With more emphasis on education and a number of education sessions planned, there may also be requests for presenters in the education sessions to be permitted to make a second presentation in a science session. This is a case again of a presenter selecting from his/her areas of scholarly activity. In addition, we should consider education sessions to be equal to science sessions and not second class sessions. Therefore, the rule is that only the 7 plenary speakers invited by the organizing committee and selected by TOS and AGU will be granted the exception to make a second presentation. Otherwise, the rule of one presentation per person will be enforced; a second first-author abstract cannot be submitted.
The reason for enforcing a one-abstract rule is that we want to encourage anyone who wishes to make a presentation at what will be a very large meeting. It is necessary to limit the number of concurrent oral sessions because of a finite number of presentation rooms and to limit scheduling conflicts. An attraction of the Ocean Sciences meeting is that the diverse multi-disciplinary nature encourages exposure to areas outside one’s immediate specialty. Too many concurrent sessions tends to push attendees into specialty sessions only. Efforts will be made to have a large portion of presentations as poster rather than oral. Every effort is being made to have the poster presentations as a desirable format and to make them a first choice for effective presentation. However, with both poster and oral sessions, there is finite space and time at this large meeting.
We encourage session conveners to consider carefully, possibly consulting with the meeting organizers, before inviting a tutorial speaker.

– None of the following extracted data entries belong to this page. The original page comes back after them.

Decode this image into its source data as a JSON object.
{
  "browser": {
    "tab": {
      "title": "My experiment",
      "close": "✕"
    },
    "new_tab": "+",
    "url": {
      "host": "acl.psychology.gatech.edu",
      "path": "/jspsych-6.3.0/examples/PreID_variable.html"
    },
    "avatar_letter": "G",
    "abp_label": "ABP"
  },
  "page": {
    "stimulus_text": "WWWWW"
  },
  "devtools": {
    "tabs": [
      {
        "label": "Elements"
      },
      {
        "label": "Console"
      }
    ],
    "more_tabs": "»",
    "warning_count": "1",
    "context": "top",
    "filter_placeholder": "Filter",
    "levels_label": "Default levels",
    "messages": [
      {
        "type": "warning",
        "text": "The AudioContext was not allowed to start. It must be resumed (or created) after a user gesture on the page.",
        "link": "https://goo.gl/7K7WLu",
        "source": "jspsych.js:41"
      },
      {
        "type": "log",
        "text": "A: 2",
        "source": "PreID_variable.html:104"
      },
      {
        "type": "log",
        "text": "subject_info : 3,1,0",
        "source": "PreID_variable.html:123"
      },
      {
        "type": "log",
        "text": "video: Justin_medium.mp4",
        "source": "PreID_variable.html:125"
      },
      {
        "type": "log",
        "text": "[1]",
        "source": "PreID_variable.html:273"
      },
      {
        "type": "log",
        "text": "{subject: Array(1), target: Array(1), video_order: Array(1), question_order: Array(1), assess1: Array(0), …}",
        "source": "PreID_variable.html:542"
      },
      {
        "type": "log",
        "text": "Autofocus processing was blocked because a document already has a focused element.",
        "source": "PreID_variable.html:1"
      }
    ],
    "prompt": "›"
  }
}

The tutorial is intended to give an overview for those not deeply involved in the subject of the session and this approach is intended for sessions that are trying to attract “outsiders.” Remember that using a tutorial slot in an oral session takes away one slot that would be available otherwise for another presenter.
We also encourage session conveners to consider making your session a poster only session. The poster presentations will be exclusive (no other planned activities conflicting) and organized to make them effective interactive avenues for presenting and discussing papers. It is possible to have invited and tutorial slots in a poster session.